Amy - posted on 02/04/2014 ( 3 moms have responded )
I'm a single mom. My daughter's dad moved out when she was 2 months old (so in her memory, they have never lived together). He recently decided to file for joint custody. Knowing his love of manipulating people and the way he thrives on "high drama" situations, I'm sure this move is 99% an effort to mess up my life ande 1% about actually spending time with and getting to know his daughter. I teach a college class two nights a week, and he has had an open invitation to babysit our daughter on the nights I'm teaching (which I've done since her birth); he has never once taken me up on it. He has stopped by on the nights I'm not there, but he can't commit to babysitting the entire 4-hour time slot. In fact, he always brings his older son with him, in order to have an excuse that he really can't stay long... our daughter has not seen him one-on-one more than a few times in her life: Xmas and her b-day up until age 4. Since turning 4, never.
So now, he wants some legal agreement re: custody and visitation, after 6 years of seeing her whenever it suited him, maybe once a week, maybe once a month (he has an older son, and sometimes he gets busy with the son; other times he suddenly remembers his daughter and will buy her $200 worth of clothes from the mall and start wanting to see her more...), with the same schedule for the so-called "child support" -- sporadic, just whenever he had some extra out of his paycheck.
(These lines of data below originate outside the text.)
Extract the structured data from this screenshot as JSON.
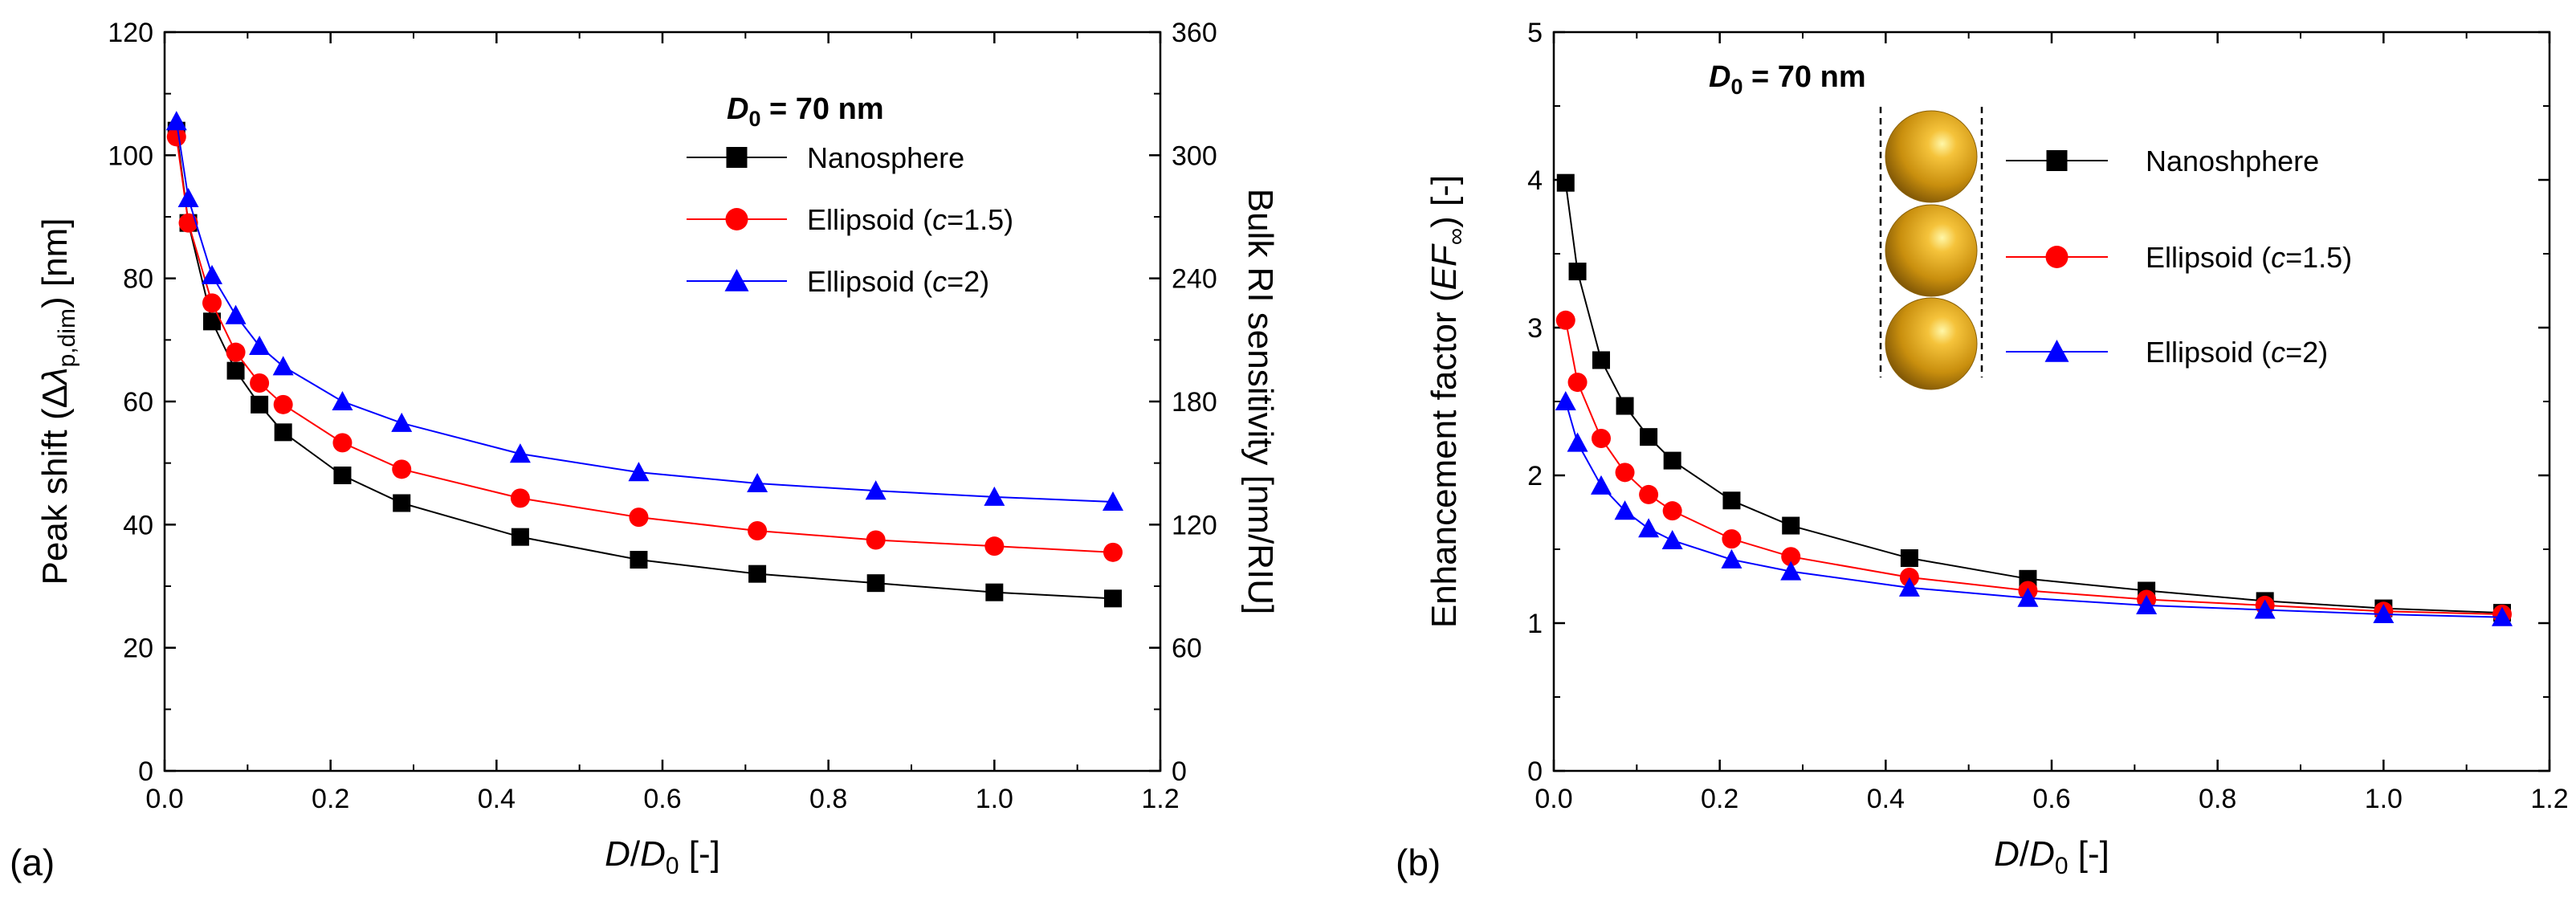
{
  "chart_data": [
    {
      "type": "line",
      "panel_label": "(a)",
      "xlabel": "D/D0 [-]",
      "xlabel_parts": {
        "D": "D",
        "slash": "/",
        "D0": "D",
        "sub0": "0",
        "unit": " [-]"
      },
      "ylabel": "Peak shift (Δλp,dim) [nm]",
      "ylabel_parts": {
        "pre": "Peak shift (Δ",
        "lambda": "λ",
        "sub": "p,dim",
        "post": ") [nm]"
      },
      "y2label": "Bulk RI sensitivity [nm/RIU]",
      "xlim": [
        0.0,
        1.2
      ],
      "ylim": [
        0,
        120
      ],
      "y2lim": [
        0,
        360
      ],
      "xticks": [
        "0.0",
        "0.2",
        "0.4",
        "0.6",
        "0.8",
        "1.0",
        "1.2"
      ],
      "yticks": [
        "0",
        "20",
        "40",
        "60",
        "80",
        "100",
        "120"
      ],
      "y2ticks": [
        "0",
        "60",
        "120",
        "180",
        "240",
        "300",
        "360"
      ],
      "grid": false,
      "legend_position": "top-right",
      "annotation": {
        "D": "D",
        "sub0": "0",
        "rest": " = 70 nm"
      },
      "x": [
        0.0143,
        0.0286,
        0.0571,
        0.0857,
        0.1143,
        0.1429,
        0.2143,
        0.2857,
        0.4286,
        0.5714,
        0.7143,
        0.8571,
        1.0,
        1.1429
      ],
      "series": [
        {
          "name": "Nanosphere",
          "name_parts": {
            "pre": "Nanosphere",
            "ital": "",
            "post": ""
          },
          "color": "#000000",
          "marker": "square",
          "values": [
            104,
            89,
            73,
            65,
            59.5,
            55,
            48,
            43.5,
            38,
            34.3,
            32,
            30.5,
            29,
            28
          ]
        },
        {
          "name": "Ellipsoid (c=1.5)",
          "name_parts": {
            "pre": "Ellipsoid (",
            "ital": "c",
            "post": "=1.5)"
          },
          "color": "#ff0000",
          "marker": "circle",
          "values": [
            103,
            89,
            76,
            68,
            63,
            59.5,
            53.3,
            49,
            44.3,
            41.2,
            39,
            37.5,
            36.5,
            35.5
          ]
        },
        {
          "name": "Ellipsoid (c=2)",
          "name_parts": {
            "pre": "Ellipsoid (",
            "ital": "c",
            "post": "=2)"
          },
          "color": "#0000ff",
          "marker": "triangle",
          "values": [
            105.5,
            93,
            80.5,
            74,
            69,
            65.7,
            60,
            56.5,
            51.5,
            48.5,
            46.7,
            45.5,
            44.5,
            43.7
          ]
        }
      ]
    },
    {
      "type": "line",
      "panel_label": "(b)",
      "xlabel": "D/D0 [-]",
      "xlabel_parts": {
        "D": "D",
        "slash": "/",
        "D0": "D",
        "sub0": "0",
        "unit": " [-]"
      },
      "ylabel": "Enhancement factor (EF∞) [-]",
      "ylabel_parts": {
        "pre": "Enhancement factor (",
        "ital": "EF",
        "sub": "∞",
        "post": ") [-]"
      },
      "xlim": [
        0.0,
        1.2
      ],
      "ylim": [
        0,
        5
      ],
      "xticks": [
        "0.0",
        "0.2",
        "0.4",
        "0.6",
        "0.8",
        "1.0",
        "1.2"
      ],
      "yticks": [
        "0",
        "1",
        "2",
        "3",
        "4",
        "5"
      ],
      "grid": false,
      "legend_position": "top-right",
      "annotation": {
        "D": "D",
        "sub0": "0",
        "rest": " = 70 nm"
      },
      "inset": "three stacked gold nanospheres between dashed lines",
      "x": [
        0.0143,
        0.0286,
        0.0571,
        0.0857,
        0.1143,
        0.1429,
        0.2143,
        0.2857,
        0.4286,
        0.5714,
        0.7143,
        0.8571,
        1.0,
        1.1429
      ],
      "series": [
        {
          "name": "Nanoshphere",
          "name_parts": {
            "pre": "Nanoshphere",
            "ital": "",
            "post": ""
          },
          "color": "#000000",
          "marker": "square",
          "values": [
            3.98,
            3.38,
            2.78,
            2.47,
            2.26,
            2.1,
            1.83,
            1.66,
            1.44,
            1.3,
            1.22,
            1.15,
            1.1,
            1.07
          ]
        },
        {
          "name": "Ellipsoid (c=1.5)",
          "name_parts": {
            "pre": "Ellipsoid (",
            "ital": "c",
            "post": "=1.5)"
          },
          "color": "#ff0000",
          "marker": "circle",
          "values": [
            3.05,
            2.63,
            2.25,
            2.02,
            1.87,
            1.76,
            1.57,
            1.45,
            1.31,
            1.22,
            1.16,
            1.12,
            1.08,
            1.06
          ]
        },
        {
          "name": "Ellipsoid (c=2)",
          "name_parts": {
            "pre": "Ellipsoid (",
            "ital": "c",
            "post": "=2)"
          },
          "color": "#0000ff",
          "marker": "triangle",
          "values": [
            2.5,
            2.22,
            1.93,
            1.76,
            1.64,
            1.56,
            1.43,
            1.35,
            1.24,
            1.17,
            1.12,
            1.09,
            1.06,
            1.04
          ]
        }
      ]
    }
  ]
}
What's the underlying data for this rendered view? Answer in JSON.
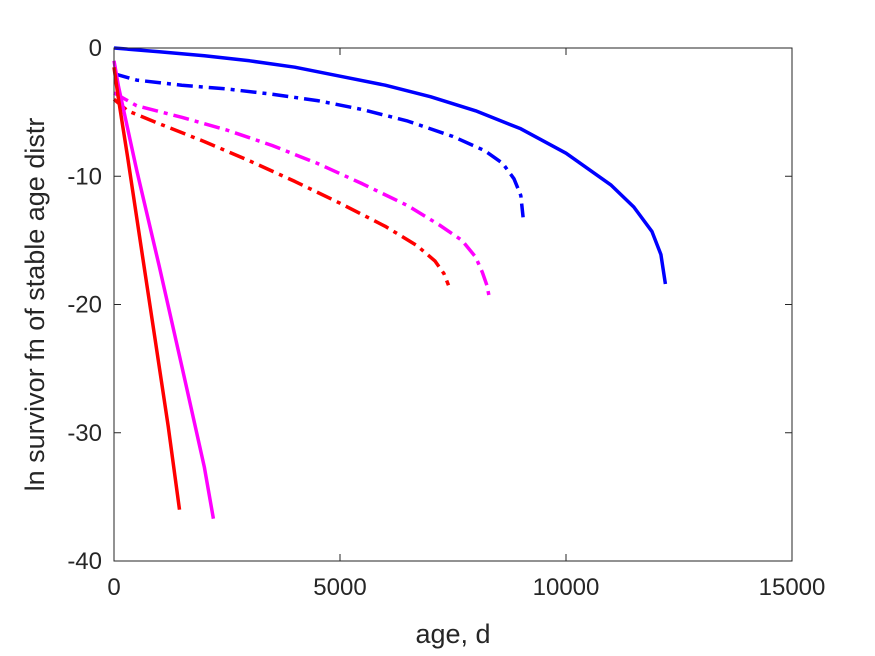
{
  "chart_data": {
    "type": "line",
    "title": "",
    "xlabel": "age, d",
    "ylabel": "ln survivor fn of stable age distr",
    "xlim": [
      0,
      15000
    ],
    "ylim": [
      -40,
      0
    ],
    "xticks": [
      0,
      5000,
      10000,
      15000
    ],
    "xtick_labels": [
      "0",
      "5000",
      "10000",
      "15000"
    ],
    "yticks": [
      0,
      -10,
      -20,
      -30,
      -40
    ],
    "ytick_labels": [
      "0",
      "-10",
      "-20",
      "-30",
      "-40"
    ],
    "grid": false,
    "legend": "none",
    "series": [
      {
        "color": "#0000ff",
        "style": "solid",
        "x": [
          0,
          1000,
          2000,
          3000,
          4000,
          5000,
          6000,
          7000,
          8000,
          9000,
          10000,
          11000,
          11500,
          11900,
          12100,
          12200
        ],
        "y": [
          0,
          -0.3,
          -0.6,
          -1.0,
          -1.5,
          -2.2,
          -2.9,
          -3.8,
          -4.9,
          -6.3,
          -8.2,
          -10.7,
          -12.4,
          -14.3,
          -16.1,
          -18.4
        ]
      },
      {
        "color": "#0000ff",
        "style": "dashdot",
        "x": [
          0,
          500,
          1500,
          2500,
          3500,
          4500,
          5500,
          6500,
          7500,
          8200,
          8600,
          8850,
          9000,
          9050
        ],
        "y": [
          -2.0,
          -2.5,
          -2.9,
          -3.2,
          -3.6,
          -4.1,
          -4.8,
          -5.7,
          -6.9,
          -8.0,
          -9.0,
          -10.2,
          -11.5,
          -13.2
        ]
      },
      {
        "color": "#ff00ff",
        "style": "dashdot",
        "x": [
          0,
          500,
          1500,
          2500,
          3500,
          4500,
          5500,
          6500,
          7200,
          7700,
          8000,
          8150,
          8250,
          8300
        ],
        "y": [
          -3.5,
          -4.5,
          -5.4,
          -6.4,
          -7.6,
          -9.0,
          -10.6,
          -12.3,
          -13.8,
          -15.0,
          -16.3,
          -17.5,
          -18.5,
          -19.4
        ]
      },
      {
        "color": "#ff0000",
        "style": "dashdot",
        "x": [
          0,
          300,
          1000,
          2000,
          3000,
          4000,
          5000,
          6000,
          6700,
          7100,
          7300,
          7400
        ],
        "y": [
          -4.0,
          -4.9,
          -5.9,
          -7.3,
          -8.8,
          -10.4,
          -12.1,
          -13.9,
          -15.4,
          -16.6,
          -17.6,
          -18.5
        ]
      },
      {
        "color": "#ff00ff",
        "style": "solid",
        "x": [
          0,
          100,
          500,
          1000,
          1500,
          2000,
          2200
        ],
        "y": [
          -1.0,
          -3.0,
          -9.5,
          -17.0,
          -24.8,
          -32.7,
          -36.7
        ]
      },
      {
        "color": "#ff0000",
        "style": "solid",
        "x": [
          0,
          100,
          300,
          600,
          900,
          1200,
          1450
        ],
        "y": [
          -1.5,
          -4.0,
          -8.5,
          -15.5,
          -22.5,
          -29.5,
          -36.0
        ]
      }
    ]
  }
}
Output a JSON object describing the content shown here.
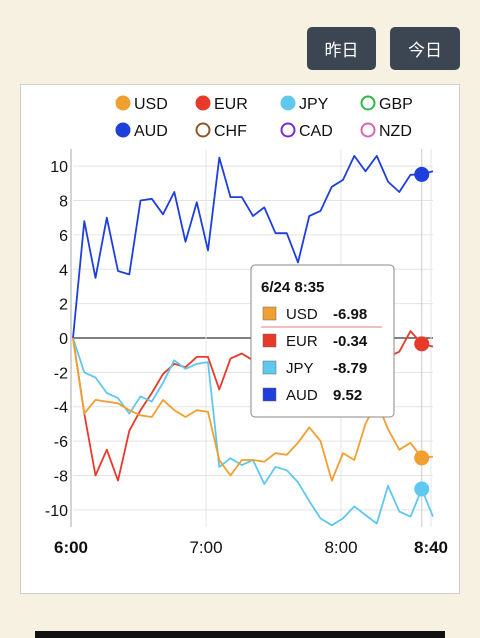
{
  "header": {
    "yesterday_label": "昨日",
    "today_label": "今日"
  },
  "legend": [
    {
      "name": "USD",
      "color": "#f0a030",
      "filled": true
    },
    {
      "name": "EUR",
      "color": "#e83a2a",
      "filled": true
    },
    {
      "name": "JPY",
      "color": "#5ec8ee",
      "filled": true
    },
    {
      "name": "GBP",
      "color": "#33b548",
      "filled": false
    },
    {
      "name": "AUD",
      "color": "#1e3fdc",
      "filled": true
    },
    {
      "name": "CHF",
      "color": "#8b5a2b",
      "filled": false
    },
    {
      "name": "CAD",
      "color": "#7a2bd6",
      "filled": false
    },
    {
      "name": "NZD",
      "color": "#e060b8",
      "filled": false
    }
  ],
  "chart_data": {
    "type": "line",
    "x_start": "6:00",
    "x_end": "8:40",
    "x_ticks": [
      "6:00",
      "7:00",
      "8:00",
      "8:40"
    ],
    "ylim": [
      -11,
      11
    ],
    "y_ticks": [
      10,
      8,
      6,
      4,
      2,
      0,
      -2,
      -4,
      -6,
      -8,
      -10
    ],
    "grid": true,
    "legend_position": "top",
    "cursor_time": "8:35",
    "series": [
      {
        "name": "AUD",
        "color": "#1e3fdc",
        "values": [
          0,
          6.8,
          3.5,
          7,
          3.9,
          3.7,
          8,
          8.1,
          7.2,
          8.5,
          5.6,
          7.9,
          5.1,
          10.5,
          8.2,
          8.2,
          7.1,
          7.6,
          6.1,
          6.1,
          4.4,
          7.1,
          7.4,
          8.8,
          9.2,
          10.6,
          9.7,
          10.6,
          9.1,
          8.5,
          9.5,
          9.52,
          9.7
        ]
      },
      {
        "name": "EUR",
        "color": "#e83a2a",
        "values": [
          0,
          -4.4,
          -8,
          -6.5,
          -8.3,
          -5.4,
          -4.2,
          -3.2,
          -2.1,
          -1.5,
          -1.7,
          -1.1,
          -1.1,
          -3,
          -1.2,
          -0.9,
          -1.3,
          -1.1,
          -1.2,
          -2.2,
          -0.9,
          -1.2,
          -1.4,
          -1.1,
          -1.6,
          -2,
          -2.6,
          -2.4,
          -1.1,
          -0.8,
          0.4,
          -0.34,
          -0.5
        ]
      },
      {
        "name": "JPY",
        "color": "#5ec8ee",
        "values": [
          0,
          -2,
          -2.3,
          -3.2,
          -3.5,
          -4.4,
          -3.4,
          -3.7,
          -2.6,
          -1.3,
          -1.8,
          -1.5,
          -1.4,
          -7.5,
          -7,
          -7.4,
          -7.1,
          -8.5,
          -7.5,
          -7.7,
          -8.4,
          -9.5,
          -10.5,
          -10.9,
          -10.5,
          -9.8,
          -10.3,
          -10.8,
          -8.6,
          -10.1,
          -10.4,
          -8.79,
          -10.4
        ]
      },
      {
        "name": "USD",
        "color": "#f0a030",
        "values": [
          0,
          -4.4,
          -3.6,
          -3.7,
          -3.8,
          -4.2,
          -4.5,
          -4.6,
          -3.6,
          -4.2,
          -4.6,
          -4.2,
          -4.3,
          -7.1,
          -8,
          -7.1,
          -7.1,
          -7.2,
          -6.7,
          -6.8,
          -6.1,
          -5.2,
          -6,
          -8.3,
          -6.7,
          -7.1,
          -5,
          -3.7,
          -5.3,
          -6.5,
          -6.1,
          -6.98,
          -6.9
        ]
      }
    ]
  },
  "tooltip": {
    "title": "6/24 8:35",
    "rows": [
      {
        "name": "USD",
        "value": "-6.98",
        "color": "#f0a030"
      },
      {
        "name": "EUR",
        "value": "-0.34",
        "color": "#e83a2a"
      },
      {
        "name": "JPY",
        "value": "-8.79",
        "color": "#5ec8ee"
      },
      {
        "name": "AUD",
        "value": "9.52",
        "color": "#1e3fdc"
      }
    ]
  }
}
I have seen 2 lawyers so far, and they weren't very encouraging... basically although he has done the bare minimum, since he's not a criminal, he will probably get some kind of visitation schedule. I am feeling so discouraged that someone who didn't want to help out during the diaper years, and who still never wants to help out with things like homework and dr appts and transportation to extracurricular activities and so on (LET ALONE CHILD SUPPORT!!!!), can still potentially get custody and weekends with our daughter. I realize that many parents out there deserve this privilige, but it still pisses me off that a parent can do no parenting for 6 years and then decide it might be kinda fun to have his daughter around on weekends! I just wish that there was a custody/visitation formula that took into account how many "key parenting moments" in the child's life the other parent missed, and those who didn't fulfill their quota of diaper changing, midnight ear infections, homework from hell nights, etc. are not allowed to ask for the same generous parenting plans as exes who DID stay in the child's life and who truly tried to be there for their child.
He is not a serial killer, but since our daughter was born, he keeps turning into more and more of a Peter Pan. He can't manage to pay $3 a month for our daughter's Gerber Grow Up Plan, let alone anything more costly or more complicated.
On a personal note, I want as little contact with him as possible. The only useful things I can see our daughter learning from unsupervised time with him are: how to deal with an egotistical jerk; how to live with a close family member who is incapable of empathy or selflessness or love; and how to assert herself when he tries to bully her into expressions of physical & emotional affection that she's not comfortable with. If we're lucky. I think it's unfair that she should be expected to be on her own with someone like him, though. I can see LOTS of therapy in her future if this really moves forward.
Is anyone else in a similar boat?
Has anyone else survived this nightmare?
I want to try for sole custody, but the lawyers act like it's barely worth considering. I just don't understand how the legal system can view him as (sort of) equal to me, and how he can still have any parental rights to exercise...
Please don't share any "tough love" or "devil's advocate" type responses. I am worn down and just want kindness and support right now. If I want tough love and devil's advocate views, I can talk to my parents-- thanks in advance!!